Peristiwa duka ini bahkan mengundang perhatian dunia. Ucapan bela sungkawa datang dari FIFA dan pesepak bola asal Prancis, Paul Pogba. Mereka mengungkapkan dukanya melalui unggahan media sosial.

“Sepak bola Indonesia berduka, kiper populer Choirul Huda meninggal dunia setelah insiden benturan di lapangan,” @FIFAcom

“Ucapan belasungkawa kami haturkan dengan tulus untuk keluarga Choirul, klub, dan para penggemarnya di Indonesia,” @FIFAcom

“RIP Choirul Huda.
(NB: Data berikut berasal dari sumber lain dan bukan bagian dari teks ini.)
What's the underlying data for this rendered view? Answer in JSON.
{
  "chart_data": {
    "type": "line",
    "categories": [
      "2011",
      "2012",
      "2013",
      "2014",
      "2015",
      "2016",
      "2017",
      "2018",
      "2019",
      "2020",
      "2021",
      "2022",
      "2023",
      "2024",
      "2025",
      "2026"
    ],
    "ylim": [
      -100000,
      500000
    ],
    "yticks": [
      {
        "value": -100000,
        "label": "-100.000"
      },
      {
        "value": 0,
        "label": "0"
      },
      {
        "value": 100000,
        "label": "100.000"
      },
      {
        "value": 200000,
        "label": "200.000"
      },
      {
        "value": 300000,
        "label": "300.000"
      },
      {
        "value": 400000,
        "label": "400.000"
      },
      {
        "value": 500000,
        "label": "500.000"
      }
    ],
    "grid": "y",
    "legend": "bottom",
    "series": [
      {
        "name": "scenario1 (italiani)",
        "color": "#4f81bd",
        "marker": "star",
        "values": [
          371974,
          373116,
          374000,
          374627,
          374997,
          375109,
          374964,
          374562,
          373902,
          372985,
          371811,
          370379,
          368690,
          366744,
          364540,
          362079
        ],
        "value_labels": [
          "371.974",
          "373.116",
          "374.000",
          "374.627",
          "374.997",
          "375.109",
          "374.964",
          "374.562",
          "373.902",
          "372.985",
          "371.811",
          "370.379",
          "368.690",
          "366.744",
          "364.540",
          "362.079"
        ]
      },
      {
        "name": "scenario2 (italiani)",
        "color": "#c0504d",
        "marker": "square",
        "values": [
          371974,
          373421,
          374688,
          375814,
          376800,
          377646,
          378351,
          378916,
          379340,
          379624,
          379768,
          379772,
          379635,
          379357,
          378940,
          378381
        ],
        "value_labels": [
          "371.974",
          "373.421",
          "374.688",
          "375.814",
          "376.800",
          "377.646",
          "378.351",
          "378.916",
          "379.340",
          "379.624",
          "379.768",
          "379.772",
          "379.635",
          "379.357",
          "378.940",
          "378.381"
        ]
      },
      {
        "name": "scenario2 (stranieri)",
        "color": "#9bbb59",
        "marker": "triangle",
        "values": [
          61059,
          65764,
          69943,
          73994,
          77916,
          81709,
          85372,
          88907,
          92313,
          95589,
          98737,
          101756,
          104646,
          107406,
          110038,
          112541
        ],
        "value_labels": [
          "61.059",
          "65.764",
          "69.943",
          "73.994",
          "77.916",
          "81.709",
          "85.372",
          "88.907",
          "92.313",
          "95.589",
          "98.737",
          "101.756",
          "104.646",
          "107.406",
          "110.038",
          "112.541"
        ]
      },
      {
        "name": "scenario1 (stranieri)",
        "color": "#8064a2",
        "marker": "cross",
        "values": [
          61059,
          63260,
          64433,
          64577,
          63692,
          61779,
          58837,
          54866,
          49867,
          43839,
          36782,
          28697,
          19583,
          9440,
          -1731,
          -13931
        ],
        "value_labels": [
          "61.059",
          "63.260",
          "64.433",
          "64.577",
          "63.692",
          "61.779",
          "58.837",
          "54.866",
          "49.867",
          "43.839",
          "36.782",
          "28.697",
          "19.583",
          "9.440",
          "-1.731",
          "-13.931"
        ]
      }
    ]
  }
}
Doaku untukmu dan keluargamu #RIPHuda,” @paulpogba

Dibalik berita duka ini, dokter menjelaskan apa yang sebenarnya terjadi pada Huda. Benturan keras membuat trauma di dada, leher, dan otak

Tak tertolong via tribunnews.com

Pihak RSUD dr Soegiri Lamongan memberikan pernyataan terkait meninggalnya Huda. Menurut pemeriksaan, Huda mengalami benturan yang menyebabkan ia henti napas dan henti jantung. Hal tersebut dikarenakan adanya trauma dada, trauma leher, dan trauma kepala. Medis pun sudah memberikan pertolongan maksimal pada Huda mulai dari oksigen hingga alat bantu napas permanen yang 100% dapat mengalirkan oksigen ke paru-paru, sehingga terjadi pompa menuju jantung dan otak agar berfungsi kembali.

“Pompa jantung dan otak itu dilakukan selama satu jam tidak ada respons. Tidak ada refleks tanda-tanda kehidupan normal. Kemudian, kami menyatakan Huda meninggal pada pukul 16.45. Kami sudah mati-matian untuk mengembalikan fungsi vital tubuh Choirul Huda,” dokter Yudistiro Andri Nugroho.

Meski sepak bola bukan olahraga banyak menimbulkan kontak langsung, tapi kasus trauma otak akibat benturan sering terjadi dan sangat berbahaya

Benturan saat sepak bola via www.wired.com

Benturan dalam sepak bola yang melibatkan bagian kepala seringkali berakibat fatal kepada pemain. Dilansir dari Wired, banyak studi yang menunjukan keterkaitan kasus gegar otak dengan atlet sepak bola. Seringnya pemain sepak bola menggunakan kepala untuk menyundul dan mengarahkan bola, dalam jangka panjang ini berakibat pada sistem kerja otak. Benturan bukan hanya terjadi dengan bola, melainkan juga karena insiden benturan atau tabrakan dengan pemain lain.

Kasus yang terjadi pada Huda memang terbilang langka, namun bisa jadi sebelumnya ia sudah banyak mengalami benturan di kepala. Kecenderungan pesepak bola mengalami gegar otak bisa jadi menyebabkan trauma yang dialami Huda makin parah dan langsung menghambat fungsi organ vitalnya.

Bagi sebagian orang, nilai perjuangan bisa dilihat dari berbagai sisi. Bahkan ketika berjuang membela nama baik daerahnya, seseorang layak disebut pahlawan. Duka mendalam dialami keluarga, insan sepak bola, Persela Lamongan, dan La Mania. Semoga apa yang ia perjuangkan tidak akan pernah sia-sia. Selamat jalan, Choirul Huda.